Wenger not only carries double standards, he’s dangerous with it. He should be the sensible voice in Infantino’s ear, the one brave enough to pull him back from the brink of his gluttony.
Instead, he stands there piling the plate high. Just another poster boy for the excess that will do for our game in the end.
A Madley, Madley world
Ashley Young had his shirt pulled by two Manchester United defenders at Goodison Park but referee Andy Madley only saw one of the offences in real time.
It was, as it turned out, the weaker of the two tugs. Harry Maguire was not the real culprit. That was Matthijs de Ligt, who had used both hands.
But Madley had given a penalty solely against Maguire so was only shown that angle by the VAR officials.
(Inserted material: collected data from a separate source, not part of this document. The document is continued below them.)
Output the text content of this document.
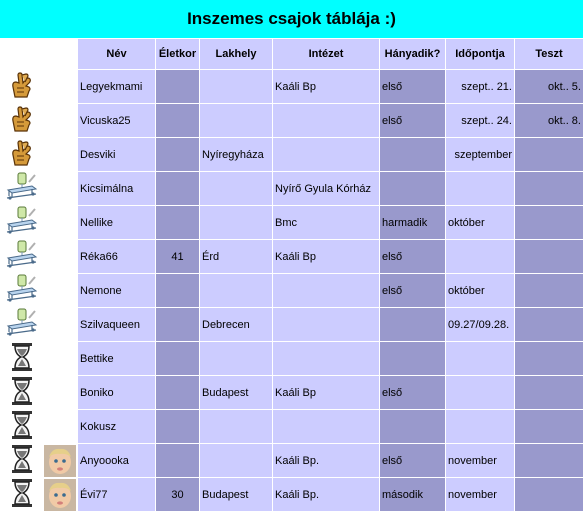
Inszemes csajok táblája :)
		Név	Életkor	Lakhely	Intézet	Hányadik?	Időpontja	Teszt
		Legyekmami			Kaáli Bp	első	szept.. 21.	okt.. 5.
		Vicuska25				első	szept.. 24.	okt.. 8.
		Desviki		Nyíregyháza			szeptember	
		Kicsimálna			Nyírő Gyula Kórház			
		Nellike			Bmc	harmadik	október	
		Réka66	41	Érd	Kaáli Bp	első		
		Nemone				első	október	
		Szilvaqueen		Debrecen			09.27/09.28.	
		Bettike						
		Boniko		Budapest	Kaáli Bp	első		
		Kokusz						
		Anyoooka			Kaáli Bp.	első	november	
		Évi77	30	Budapest	Kaáli Bp.	második	november	
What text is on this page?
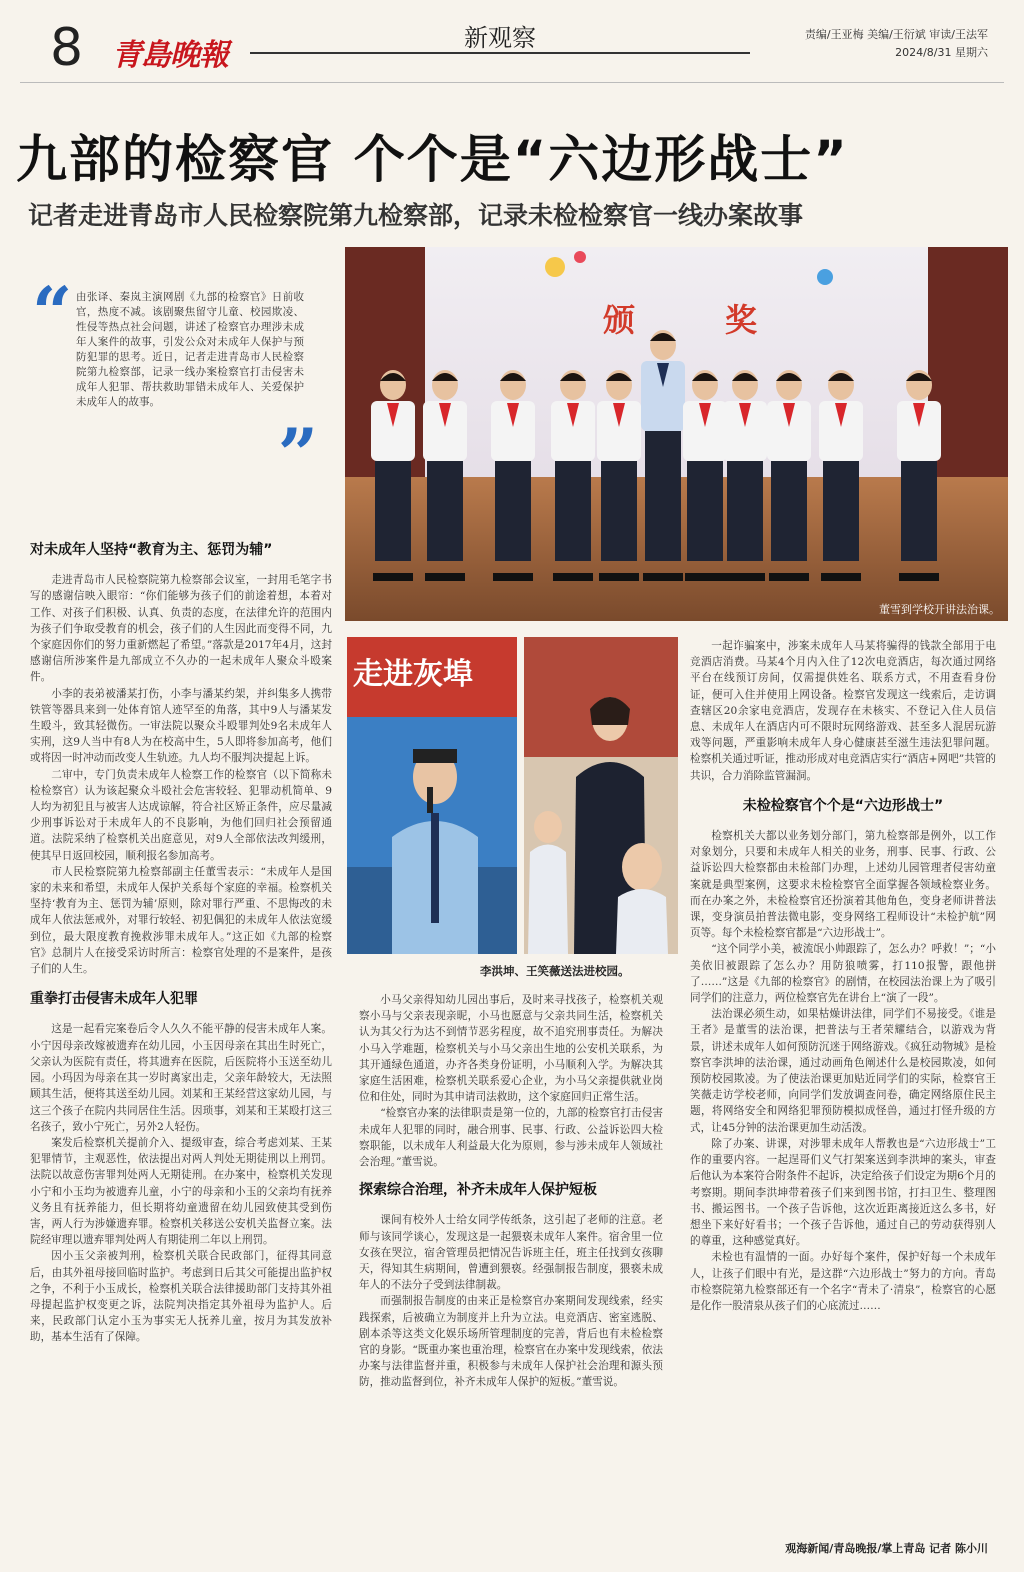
8 青島晚報	新观察	责编/王亚梅 美编/王衍斌 审读/王法军
2024/8/31 星期六
九部的检察官 个个是“六边形战士”
记者走进青岛市人民检察院第九检察部，记录未检检察官一线办案故事
“ 由张译、秦岚主演网剧《九部的检察官》日前收官，热度不减。该剧聚焦留守儿童、校园欺凌、性侵等热点社会问题，讲述了检察官办理涉未成年人案件的故事，引发公众对未成年人保护与预防犯罪的思考。近日，记者走进青岛市人民检察院第九检察部，记录一线办案检察官打击侵害未成年人犯罪、帮扶救助罪错未成年人、关爱保护未成年人的故事。
”
颁	奖
董雪到学校开讲法治课。
走进灰埠
李洪坤、王笑薇送法进校园。
对未成年人坚持“教育为主、惩罚为辅”

走进青岛市人民检察院第九检察部会议室，一封用毛笔字书写的感谢信映入眼帘：“你们能够为孩子们的前途着想，本着对工作、对孩子们积极、认真、负责的态度，在法律允许的范围内为孩子们争取受教育的机会，孩子们的人生因此而变得不同，九个家庭因你们的努力重新燃起了希望。”落款是2017年4月，这封感谢信所涉案件是九部成立不久办的一起未成年人聚众斗殴案件。

小李的表弟被潘某打伤，小李与潘某约架，并纠集多人携带铁管等器具来到一处体育馆人迹罕至的角落，其中9人与潘某发生殴斗，致其轻微伤。一审法院以聚众斗殴罪判处9名未成年人实刑，这9人当中有8人为在校高中生，5人即将参加高考，他们或将因一时冲动而改变人生轨迹。九人均不服判决提起上诉。

二审中，专门负责未成年人检察工作的检察官（以下简称未检检察官）认为该起聚众斗殴社会危害较轻、犯罪动机简单、9人均为初犯且与被害人达成谅解，符合社区矫正条件，应尽量减少刑事诉讼对于未成年人的不良影响，为他们回归社会预留通道。法院采纳了检察机关出庭意见，对9人全部依法改判缓刑，使其早日返回校园，顺利报名参加高考。

市人民检察院第九检察部副主任董雪表示：“未成年人是国家的未来和希望，未成年人保护关系每个家庭的幸福。检察机关坚持‘教育为主、惩罚为辅’原则，除对罪行严重、不思悔改的未成年人依法惩戒外，对罪行较轻、初犯偶犯的未成年人依法宽缓到位，最大限度教育挽救涉罪未成年人。”这正如《九部的检察官》总制片人在接受采访时所言：检察官处理的不是案件，是孩子们的人生。

重拳打击侵害未成年人犯罪

这是一起看完案卷后令人久久不能平静的侵害未成年人案。小宁因母亲改嫁被遗弃在幼儿园，小玉因母亲在其出生时死亡，父亲认为医院有责任，将其遗弃在医院，后医院将小玉送至幼儿园。小玛因为母亲在其一岁时离家出走，父亲年龄较大，无法照顾其生活，便将其送至幼儿园。刘某和王某经营这家幼儿园，与这三个孩子在院内共同居住生活。因琐事，刘某和王某殴打这三名孩子，致小宁死亡，另外2人轻伤。

案发后检察机关提前介入、提级审查，综合考虑刘某、王某犯罪情节，主观恶性，依法提出对两人判处无期徒刑以上刑罚。法院以故意伤害罪判处两人无期徒刑。在办案中，检察机关发现小宁和小玉均为被遗弃儿童，小宁的母亲和小玉的父亲均有抚养义务且有抚养能力，但长期将幼童遗留在幼儿园致使其受到伤害，两人行为涉嫌遗弃罪。检察机关移送公安机关监督立案。法院经审理以遗弃罪判处两人有期徒刑二年以上刑罚。

因小玉父亲被判刑，检察机关联合民政部门，征得其同意后，由其外祖母接回临时监护。考虑到日后其父可能提出监护权之争，不利于小玉成长，检察机关联合法律援助部门支持其外祖母提起监护权变更之诉，法院判决指定其外祖母为监护人。后来，民政部门认定小玉为事实无人抚养儿童，按月为其发放补助，基本生活有了保障。

小马父亲得知幼儿园出事后，及时来寻找孩子，检察机关观察小马与父亲表现亲昵，小马也愿意与父亲共同生活，检察机关认为其父行为达不到情节恶劣程度，故不追究刑事责任。为解决小马入学难题，检察机关与小马父亲出生地的公安机关联系，为其开通绿色通道，办齐各类身份证明，小马顺利入学。为解决其家庭生活困难，检察机关联系爱心企业，为小马父亲提供就业岗位和住处，同时为其申请司法救助，这个家庭回归正常生活。

“检察官办案的法律职责是第一位的，九部的检察官打击侵害未成年人犯罪的同时，融合刑事、民事、行政、公益诉讼四大检察职能，以未成年人利益最大化为原则，参与涉未成年人领域社会治理。”董雪说。

探索综合治理，补齐未成年人保护短板

课间有校外人士给女同学传纸条，这引起了老师的注意。老师与该同学谈心，发现这是一起猥亵未成年人案件。宿舍里一位女孩在哭泣，宿舍管理员把情况告诉班主任，班主任找到女孩聊天，得知其生病期间，曾遭到猥亵。经强制报告制度，猥亵未成年人的不法分子受到法律制裁。

而强制报告制度的由来正是检察官办案期间发现线索，经实践探索，后被确立为制度并上升为立法。电竞酒店、密室逃脱、剧本杀等这类文化娱乐场所管理制度的完善，背后也有未检检察官的身影。“既重办案也重治理，检察官在办案中发现线索，依法办案与法律监督并重，积极参与未成年人保护社会治理和源头预防，推动监督到位，补齐未成年人保护的短板。”董雪说。

一起诈骗案中，涉案未成年人马某将骗得的钱款全部用于电竞酒店消费。马某4个月内入住了12次电竞酒店，每次通过网络平台在线预订房间，仅需提供姓名、联系方式，不用查看身份证，便可入住并使用上网设备。检察官发现这一线索后，走访调查辖区20余家电竞酒店，发现存在未核实、不登记入住人员信息、未成年人在酒店内可不限时玩网络游戏、甚至多人混居玩游戏等问题，严重影响未成年人身心健康甚至滋生违法犯罪问题。检察机关通过听证，推动形成对电竞酒店实行“酒店+网吧”共管的共识，合力消除监管漏洞。

未检检察官个个是“六边形战士”

检察机关大都以业务划分部门，第九检察部是例外，以工作对象划分，只要和未成年人相关的业务，刑事、民事、行政、公益诉讼四大检察都由未检部门办理，上述幼儿园管理者侵害幼童案就是典型案例，这要求未检检察官全面掌握各领域检察业务。而在办案之外，未检检察官还扮演着其他角色，变身老师讲普法课，变身演员拍普法微电影，变身网络工程师设计“未检护航”网页等。每个未检检察官都是“六边形战士”。

“这个同学小美，被流氓小帅跟踪了，怎么办？呼救！”；“小美依旧被跟踪了怎么办？用防狼喷雾，打110报警，跟他拼了……”这是《九部的检察官》的剧情，在校园法治课上为了吸引同学们的注意力，两位检察官先在讲台上“演了一段”。

法治课必须生动，如果枯燥讲法律，同学们不易接受。《谁是王者》是董雪的法治课，把普法与王者荣耀结合，以游戏为背景，讲述未成年人如何预防沉迷于网络游戏。《疯狂动物城》是检察官李洪坤的法治课，通过动画角色阐述什么是校园欺凌，如何预防校园欺凌。为了使法治课更加贴近同学们的实际，检察官王笑薇走访学校老师，向同学们发放调查问卷，确定网络原住民主题，将网络安全和网络犯罪预防模拟成怪兽，通过打怪升级的方式，让45分钟的法治课更加生动活泼。

除了办案、讲课，对涉罪未成年人帮教也是“六边形战士”工作的重要内容。一起逞哥们义气打架案送到李洪坤的案头，审查后他认为本案符合附条件不起诉，决定给孩子们设定为期6个月的考察期。期间李洪坤带着孩子们来到图书馆，打扫卫生、整理图书、搬运图书。一个孩子告诉他，这次近距离接近这么多书，好想坐下来好好看书；一个孩子告诉他，通过自己的劳动获得别人的尊重，这种感觉真好。

未检也有温情的一面。办好每个案件，保护好每一个未成年人，让孩子们眼中有光，是这群“六边形战士”努力的方向。青岛市检察院第九检察部还有一个名字“青未了·清泉”，检察官的心愿是化作一股清泉从孩子们的心底流过……

观海新闻/青岛晚报/掌上青岛 记者 陈小川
He reversed his decision without being offered the chance to see De Ligt’s offence.
Had he been shown that freeze frame, he in all likelihood would have stuck with his original call, albeit for a different reason.
Are you still with me? Possibly not. And that sums up yet another dismal episode in the life of a system that continues to fail and embarrass the Premier League.

Ashley Young lies on the turf after attention from Matthijs de Ligt and Harry Maguire
Why Mourinho’s conscience will be clear
Jose Mourinho could have used a different word when describing the behaviour of the Galatasaray bench during the Istanbul derby.
I am sure he regrets saying they were ‘jumping like monkeys’. But that doesn’t indicate racist intent or feeling. It just doesn’t.
Anyone who chooses to interpret his words that way are welcome to their side of the argument but I would imagine Mourinho will have slept with conscience clear this week.
Red alert for Carabao Cup final
Liverpool are moving inexorably towards their second league title in 35 years after midweek results but I was at Anfield on Wednesday and saw enough to encourage Newcastle fans ahead of the Carabao Cup final in a fortnight.

Newcastle did more than enough at Anfield to prove they can rattle Liverpool in the cup final
Liverpool have a Champions League double header with PSG between now and the showpiece.
Newcastle have an FA Cup tie against Brighton and a Premier League game at West Ham.
If Alexander Isak is fit, a few quid on Eddie Howe’s team would not be the worst bet.